Liubov Nikitashina (Jena / DE), Xiuqiang Chen (Jena / DE), Lukas Radosa (Jena / DE), Kexin Li (Jena / DE), Maria Straßburger (Jena / DE), Bastian Seelbinder (Jena / DE), Wibke Krüger (Jena / DE), Sarah Vielreicher (Jena / DE), Thorsten Heinekamp (Jena / DE), Ilse D. Jacobsen (Jena / DE), Gianni Panagiotou (Jena / DE), Axel A. Brakhage (Jena / DE)
The presence of a stable residential microbiota in the lungs and their potential function for health and disease remain a matter of debate. Moreover, little is known about interconnections between the lung microbiota and lung diseases e.g. caused by pathogenic microorganisms. Aspergillus fumigatus is a clinically relevant fungus causing life-threatening lung infections in immunocompromised patients. Here, we aimed to analyze the lung microbiota of mice both by DNA sequencing and cultivation approaches. This way, we aimed at the identification of the species characteristic of the murine lung microbiome. To bridge the gap between the lung microbiome and invasive aspergillosis, we investigated the lung microbiome upon its disbalance by an A. fumigatus infection and a possible rebalancing by antifungal treatment. Finally, we aimed to gain the information on the mechanistic basis of potential interactions between lung bacteria and the pathogen.
We could isolate bacteria belonging to 11 species from the lower airways of mice. One of the most prominently isolated bacteria was Ligilactobacillus murinus. We have developed a genetic transformation system for L. murinus to label the bacteria with GFP. We noticed that GFP-labelled L. murinus cells were internalized by murine alveolar epithelial cells. This finding suggests that lung bacteria can be recognized by alveolar epithelial cells, found intracellularly and expected to modulate the immune system of the lung.

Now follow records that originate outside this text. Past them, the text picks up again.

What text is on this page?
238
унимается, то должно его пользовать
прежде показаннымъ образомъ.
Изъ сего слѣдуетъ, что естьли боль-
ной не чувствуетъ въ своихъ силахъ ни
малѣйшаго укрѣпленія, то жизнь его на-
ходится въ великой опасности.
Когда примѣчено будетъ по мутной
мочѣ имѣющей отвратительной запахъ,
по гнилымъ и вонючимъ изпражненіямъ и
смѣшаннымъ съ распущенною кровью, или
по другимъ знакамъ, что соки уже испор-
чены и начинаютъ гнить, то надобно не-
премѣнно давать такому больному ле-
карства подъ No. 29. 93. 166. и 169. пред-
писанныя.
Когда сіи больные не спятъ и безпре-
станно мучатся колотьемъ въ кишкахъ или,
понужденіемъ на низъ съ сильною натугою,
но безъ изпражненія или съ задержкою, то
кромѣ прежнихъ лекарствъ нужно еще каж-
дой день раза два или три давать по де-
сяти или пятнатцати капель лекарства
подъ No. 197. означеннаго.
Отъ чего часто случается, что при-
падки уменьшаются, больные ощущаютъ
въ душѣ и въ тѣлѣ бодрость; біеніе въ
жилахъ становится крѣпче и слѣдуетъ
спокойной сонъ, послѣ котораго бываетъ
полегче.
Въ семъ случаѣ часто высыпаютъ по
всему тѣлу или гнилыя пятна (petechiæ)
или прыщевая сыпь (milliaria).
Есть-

Further, we analyzed changes in the lung microbiome upon immunosuppression, infection with A. fumigatus, and antifungal treatment in a mouse model of invasive aspergillosis. Sequencing analysis showed that the composition of the microbiome changed dramatically under all tested conditions. Interestingly, L. murinus was detected in the lungs under all treatments and increased in abundance in the lungs infected with A. fumigatus.To gain insight into potential cause-effect relationships between lung microbiota and a pathogen, isolated bacteria were co-cultivated with A. fumigatus. We found that A. fumigatus promotes growth of L. murinus indicating a direct influence of the pathogen on resident bacteria.